Your body absorbs calcium more efficiently during pregnancy, but if your intake falls short, your body will pull calcium from your own bones to supply the baby. That’s worth avoiding, especially if you plan to breastfeed afterward, when calcium demands remain high.

Sleep and Comfort

At 16 weeks, you can still sleep in most positions comfortably, but this is a good time to start getting used to side sleeping. As your uterus grows heavier in the coming months, lying flat on your back can compress a major blood vessel that returns blood to your heart. This becomes a more significant concern in the third trimester, when the weight of the uterus is substantial enough to reduce blood flow to both you and the baby.

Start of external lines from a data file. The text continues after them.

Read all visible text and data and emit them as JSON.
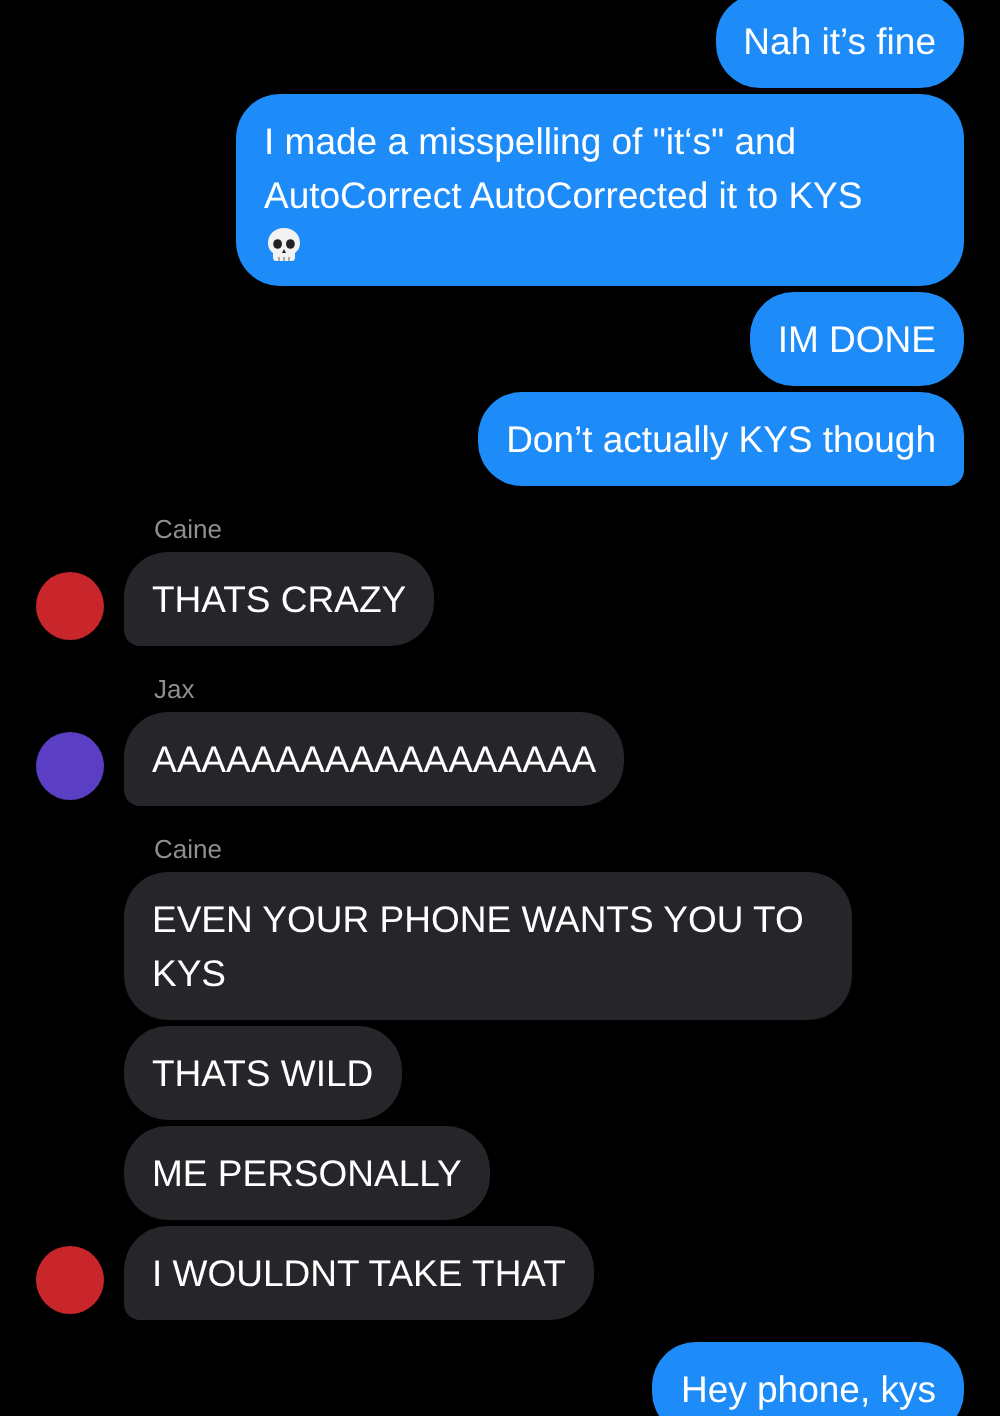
{
  "messages": [
    {
      "kind": "outgoing",
      "text": "Nah it’s fine",
      "tail": false
    },
    {
      "kind": "outgoing",
      "text": "I made a misspelling of \"it‘s\" and AutoCorrect AutoCorrected it to KYS",
      "skull_emoji": true,
      "tail": false
    },
    {
      "kind": "outgoing",
      "text": "IM DONE",
      "tail": false
    },
    {
      "kind": "outgoing",
      "text": "Don’t actually KYS though",
      "tail": true
    },
    {
      "kind": "sender",
      "text": "Caine"
    },
    {
      "kind": "incoming",
      "text": "THATS CRAZY",
      "avatar": true,
      "color": "#c8262b",
      "tail": true
    },
    {
      "kind": "sender",
      "text": "Jax"
    },
    {
      "kind": "incoming",
      "text": "AAAAAAAAAAAAAAAAAA",
      "avatar": true,
      "color": "#5a3fc4",
      "tail": true
    },
    {
      "kind": "sender",
      "text": "Caine"
    },
    {
      "kind": "incoming",
      "text": "EVEN YOUR PHONE WANTS YOU TO KYS",
      "avatar": false,
      "tail": false
    },
    {
      "kind": "incoming",
      "text": "THATS WILD",
      "avatar": false,
      "tail": false
    },
    {
      "kind": "incoming",
      "text": "ME PERSONALLY",
      "avatar": false,
      "tail": false
    },
    {
      "kind": "incoming",
      "text": "I WOULDNT TAKE THAT",
      "avatar": true,
      "color": "#c8262b",
      "tail": true
    },
    {
      "kind": "outgoing",
      "text": "Hey phone, kys",
      "tail": false
    }
  ]
}
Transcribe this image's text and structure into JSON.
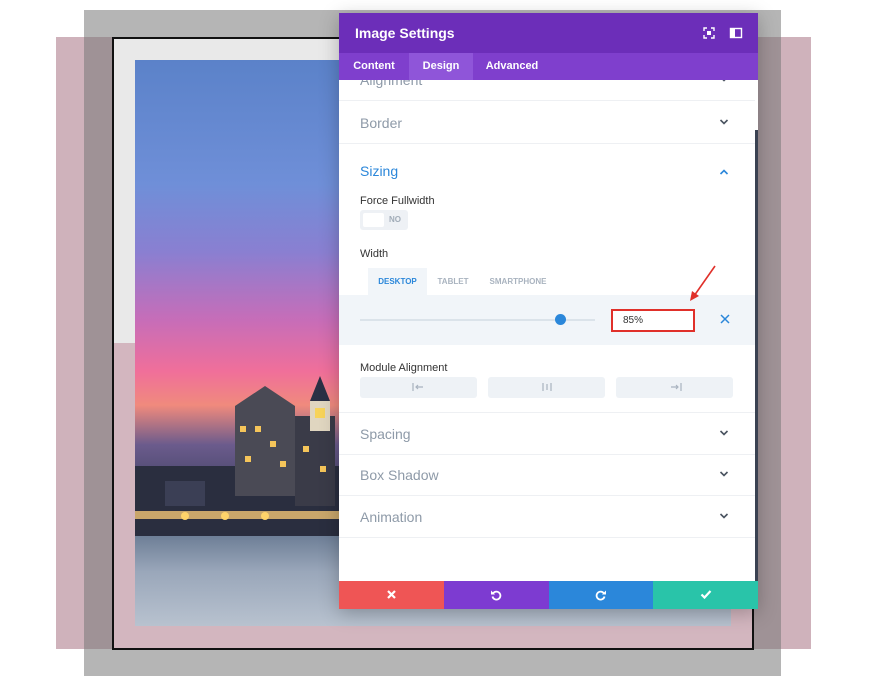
{
  "panel": {
    "title": "Image Settings",
    "tabs": [
      {
        "label": "Content",
        "active": false
      },
      {
        "label": "Design",
        "active": true
      },
      {
        "label": "Advanced",
        "active": false
      }
    ]
  },
  "sections": {
    "alignment": "Alignment",
    "border": "Border",
    "sizing": "Sizing",
    "spacing": "Spacing",
    "box_shadow": "Box Shadow",
    "animation": "Animation"
  },
  "sizing": {
    "force_fullwidth_label": "Force Fullwidth",
    "force_fullwidth_value": "NO",
    "width_label": "Width",
    "device_tabs": [
      {
        "label": "DESKTOP",
        "active": true
      },
      {
        "label": "TABLET",
        "active": false
      },
      {
        "label": "SMARTPHONE",
        "active": false
      }
    ],
    "width_value": "85%",
    "slider_fraction": 0.85,
    "module_alignment_label": "Module Alignment"
  },
  "colors": {
    "header": "#6c2eb9",
    "tabs": "#7f3fcd",
    "accent": "#2b87da",
    "cancel": "#ef5555",
    "undo": "#7d3bd1",
    "redo": "#2b87da",
    "save": "#29c4a9",
    "highlight": "#e0302a"
  },
  "icons": {
    "header": [
      "fullscreen-icon",
      "sidebar-toggle-icon"
    ],
    "footer": [
      "close-icon",
      "undo-icon",
      "redo-icon",
      "check-icon"
    ],
    "alignment": [
      "align-left-icon",
      "align-center-icon",
      "align-right-icon"
    ]
  }
}
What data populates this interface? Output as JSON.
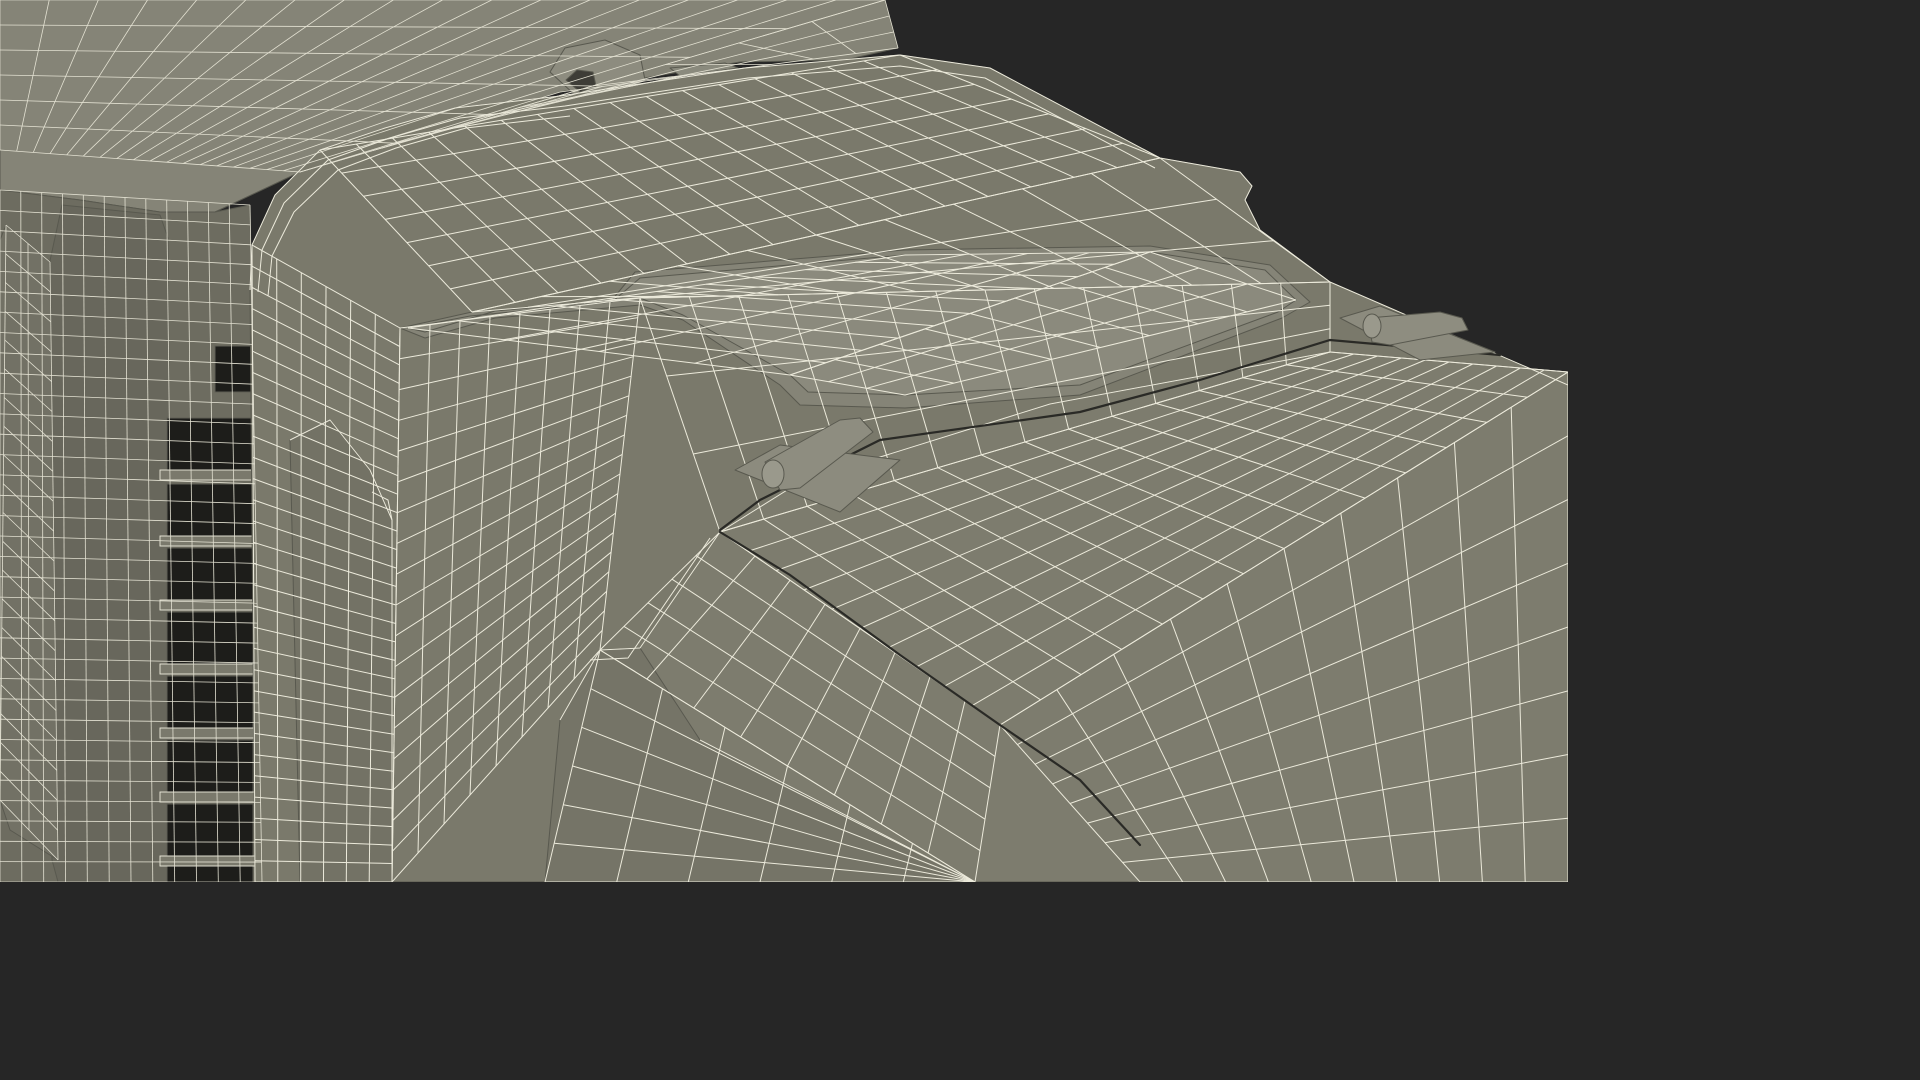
{
  "scene": {
    "background_color": "#262626",
    "model_color": "#7b7a6c",
    "wire_color": "#eceadb"
  }
}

For now, if you wake up on your back, there’s no need to panic. Simply roll to your side. A pillow between your knees and another supporting your belly can make side sleeping more comfortable and help you build the habit before it becomes medically important. Left side sleeping is often recommended because it optimizes blood flow, but either side is fine.

What to Look Forward To

Many providers schedule an anatomy scan ultrasound between weeks 18 and 22, so that milestone is just around the corner. This detailed ultrasound checks your baby’s organs, spine, heart, and limbs, and it’s typically the appointment where you can learn the sex if you choose to. Some women begin feeling regular fetal movement in the next few weeks, which provides daily reassurance between appointments. The second trimester tends to be the most physically comfortable stretch of pregnancy, so this is a good window to handle practical preparations like setting up a nursery, planning leave, or simply enjoying the relative calm before the third trimester begins.